Post-scheme monitoring of the shore profile, sediments and animal communities has indicated that erosion of the foreshore has been arrested and the wetland is naturally being restored. Within two years a diverse benthic community is reported to have colonised the dredged material, however, due to the coarser nature of the dredged sands these communities are different to those previously inhabiting the intertidal flats with a reduction in typical mud dwelling animals. This change in benthic community is often accompanied in reduced food supplies for feeding birds and foraging fish, but conversely the new material may provide alternative habitats for breeding and roosting birds. Costs of undertaking such beneficial use schemes are greater than the alternative of disposal to sea, because of the higher costs involved with using smaller vessels and rainbow discharge techniques (Murray 1994a).

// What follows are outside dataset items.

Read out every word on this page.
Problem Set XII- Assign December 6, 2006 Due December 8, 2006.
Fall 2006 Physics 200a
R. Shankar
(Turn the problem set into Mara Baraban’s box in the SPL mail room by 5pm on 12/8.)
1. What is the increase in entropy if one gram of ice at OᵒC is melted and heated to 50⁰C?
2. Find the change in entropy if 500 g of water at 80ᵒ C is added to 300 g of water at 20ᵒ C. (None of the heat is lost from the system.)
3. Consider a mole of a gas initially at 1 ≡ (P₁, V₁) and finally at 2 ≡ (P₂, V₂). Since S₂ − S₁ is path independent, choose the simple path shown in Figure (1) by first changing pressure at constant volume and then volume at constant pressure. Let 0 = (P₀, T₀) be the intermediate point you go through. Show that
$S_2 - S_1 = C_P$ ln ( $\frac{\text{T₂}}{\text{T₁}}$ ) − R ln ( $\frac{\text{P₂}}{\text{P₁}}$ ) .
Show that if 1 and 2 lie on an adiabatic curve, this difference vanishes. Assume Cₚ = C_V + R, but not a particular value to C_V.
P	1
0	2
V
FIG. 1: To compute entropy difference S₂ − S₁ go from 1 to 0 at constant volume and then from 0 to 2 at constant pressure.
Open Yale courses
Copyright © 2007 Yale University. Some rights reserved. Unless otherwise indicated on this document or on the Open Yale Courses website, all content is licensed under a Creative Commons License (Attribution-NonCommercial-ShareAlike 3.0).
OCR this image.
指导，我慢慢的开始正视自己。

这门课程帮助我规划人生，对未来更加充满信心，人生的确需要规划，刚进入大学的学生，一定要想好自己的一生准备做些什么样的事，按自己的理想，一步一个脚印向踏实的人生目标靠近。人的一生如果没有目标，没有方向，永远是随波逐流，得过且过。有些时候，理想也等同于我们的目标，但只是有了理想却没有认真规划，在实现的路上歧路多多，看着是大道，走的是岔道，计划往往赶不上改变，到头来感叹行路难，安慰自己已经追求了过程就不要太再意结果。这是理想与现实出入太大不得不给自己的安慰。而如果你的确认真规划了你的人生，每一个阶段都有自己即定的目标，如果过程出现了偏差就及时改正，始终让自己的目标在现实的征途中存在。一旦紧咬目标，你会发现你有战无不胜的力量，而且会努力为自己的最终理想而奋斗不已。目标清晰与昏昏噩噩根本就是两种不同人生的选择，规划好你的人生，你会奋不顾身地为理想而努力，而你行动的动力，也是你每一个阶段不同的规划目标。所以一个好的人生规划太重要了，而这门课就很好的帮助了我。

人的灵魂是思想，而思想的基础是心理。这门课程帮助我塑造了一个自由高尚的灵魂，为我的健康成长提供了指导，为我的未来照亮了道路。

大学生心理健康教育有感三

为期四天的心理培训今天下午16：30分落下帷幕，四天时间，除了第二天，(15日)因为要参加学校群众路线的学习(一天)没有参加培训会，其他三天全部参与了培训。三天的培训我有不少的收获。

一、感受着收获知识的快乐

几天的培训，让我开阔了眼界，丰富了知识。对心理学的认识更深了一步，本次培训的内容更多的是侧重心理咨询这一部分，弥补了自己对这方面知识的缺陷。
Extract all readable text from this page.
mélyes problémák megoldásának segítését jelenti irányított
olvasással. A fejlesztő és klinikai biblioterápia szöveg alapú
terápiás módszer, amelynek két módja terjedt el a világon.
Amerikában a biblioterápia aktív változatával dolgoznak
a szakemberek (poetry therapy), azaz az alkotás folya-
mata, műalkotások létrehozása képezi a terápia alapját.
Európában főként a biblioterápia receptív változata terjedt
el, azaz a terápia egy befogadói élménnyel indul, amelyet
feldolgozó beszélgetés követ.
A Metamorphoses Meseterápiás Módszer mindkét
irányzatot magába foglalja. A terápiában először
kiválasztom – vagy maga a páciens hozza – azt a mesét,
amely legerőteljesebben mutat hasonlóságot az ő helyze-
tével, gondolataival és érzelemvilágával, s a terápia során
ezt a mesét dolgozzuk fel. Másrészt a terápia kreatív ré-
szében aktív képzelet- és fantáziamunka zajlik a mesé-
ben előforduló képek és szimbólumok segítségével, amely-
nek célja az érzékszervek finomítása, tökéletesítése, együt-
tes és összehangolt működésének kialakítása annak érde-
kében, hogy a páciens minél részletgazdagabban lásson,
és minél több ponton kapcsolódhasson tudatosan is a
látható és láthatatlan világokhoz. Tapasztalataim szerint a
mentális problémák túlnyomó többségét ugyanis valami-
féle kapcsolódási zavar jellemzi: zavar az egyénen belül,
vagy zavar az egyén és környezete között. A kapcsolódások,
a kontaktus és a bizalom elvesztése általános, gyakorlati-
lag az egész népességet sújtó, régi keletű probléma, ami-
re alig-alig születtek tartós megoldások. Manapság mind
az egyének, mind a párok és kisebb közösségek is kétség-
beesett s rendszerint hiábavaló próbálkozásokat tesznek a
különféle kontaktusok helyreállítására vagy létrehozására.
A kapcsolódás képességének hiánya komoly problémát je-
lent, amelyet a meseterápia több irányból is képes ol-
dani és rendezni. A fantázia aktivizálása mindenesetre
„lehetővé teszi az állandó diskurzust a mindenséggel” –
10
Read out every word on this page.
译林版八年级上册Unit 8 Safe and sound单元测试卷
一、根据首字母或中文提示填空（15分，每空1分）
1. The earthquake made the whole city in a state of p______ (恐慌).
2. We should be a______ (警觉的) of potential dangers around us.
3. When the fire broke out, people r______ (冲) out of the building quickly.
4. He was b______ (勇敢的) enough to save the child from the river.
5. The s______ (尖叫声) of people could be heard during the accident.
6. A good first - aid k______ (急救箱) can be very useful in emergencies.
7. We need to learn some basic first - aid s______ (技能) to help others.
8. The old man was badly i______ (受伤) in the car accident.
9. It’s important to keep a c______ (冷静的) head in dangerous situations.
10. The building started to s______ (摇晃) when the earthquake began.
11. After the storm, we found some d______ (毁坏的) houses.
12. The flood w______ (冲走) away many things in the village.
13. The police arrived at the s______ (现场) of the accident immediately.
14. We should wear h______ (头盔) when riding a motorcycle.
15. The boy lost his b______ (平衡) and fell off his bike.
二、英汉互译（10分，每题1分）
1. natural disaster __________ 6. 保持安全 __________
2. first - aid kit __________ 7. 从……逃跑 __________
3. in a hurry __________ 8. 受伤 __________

In addition to schemes using sand and gravels, a number of schemes have been undertaken to investigate the feasibility of using fine maintenance dredged material for intertidal recharge, whilst providing both the benefits of coast protection and habitat restoration. The first experimental scheme undertaken on Horsey Island in Hamford Water was unsuccessful in that material sprayed on to a small area of saltmarsh was washed off the recharge site by Spring tides (Carpenter and Brampton 1996). In Trimley Marshes on the Orwell Estuary, fine muds and sands were sprayed on to the intertidal mudflats in between gravel groynes placed perpendicular to the eroding shoreline with fencing and straw bales used to retain the material on the site.

Harwich Harbour have recently carried out two experimental intertidal recharge trials, each using over 20,000m3 of maintenance dredged muds (HR Wallingford & Posford Duvivier Environment 1998; Woodrow 1998). In the North Shotley scheme in the lower Orwell Estuary, 22,000m3 of maintenance material was pumped through a pipeline into a gravel bunded area to protect sea wall and the internationally important freshwater wetlands behind. In the Horsey North and Horsey Beach scheme, 20,000m3 of silt has been placed on a degraded marsh at Island Point to protect and regenerate saltmarsh.

Further initiatives for the future use of maintenance materials are being investigated by Harwich Haven Authority plan, as part of their proposals to provide a beneficial use for dredged material arising from the deepening of approach channels for the Ports of Felixstowe and Harwich. These schemes include intertidal recharge, dispersion of muds within the estuary system (trickle charge) and the placement of material behind seawalls to raise to intertidal levels (HR Wallingford & Posford Duvivier Environment, 1998).

Medway Port, intertidal recharge (trickle charge) using silts

An intertidal recharge experiment using maintenance dredgings from the port was undertaken in 1996 in a tributary of the Medway Estuary which is an SPA (Environmental Tracing Systems Ltd 1996; Pethick and Burd 1996). The objective of the scheme was to dispose of fine dredged material within an area of outstanding nature conservation interest and to retain the dredgings within the estuary system in a manner that is not harmful to the environment. The experiment was jointly funded by Medway Ports, MAFF’s Flood and Coastal Defence Division, the Environment Agency and English Nature.

The 4000m3 of fine dredged materials taken from Cadnam Basin were placed on the lower intertidal by split bottom barges and were left for natural hydraulic processes to gradually move it up the foreshore (trickle charge/feed). This approach enables the sediments to be redistributed within the intertidal system and promote the natural evolution of intertidal habitats. Early results from this experimental recharge scheme indicates that bottom dumping and trickle feeding is a success for relatively small infrequent volumes of fine dredged material. Around 50% of the material is estimated to have been retained at the recharge site.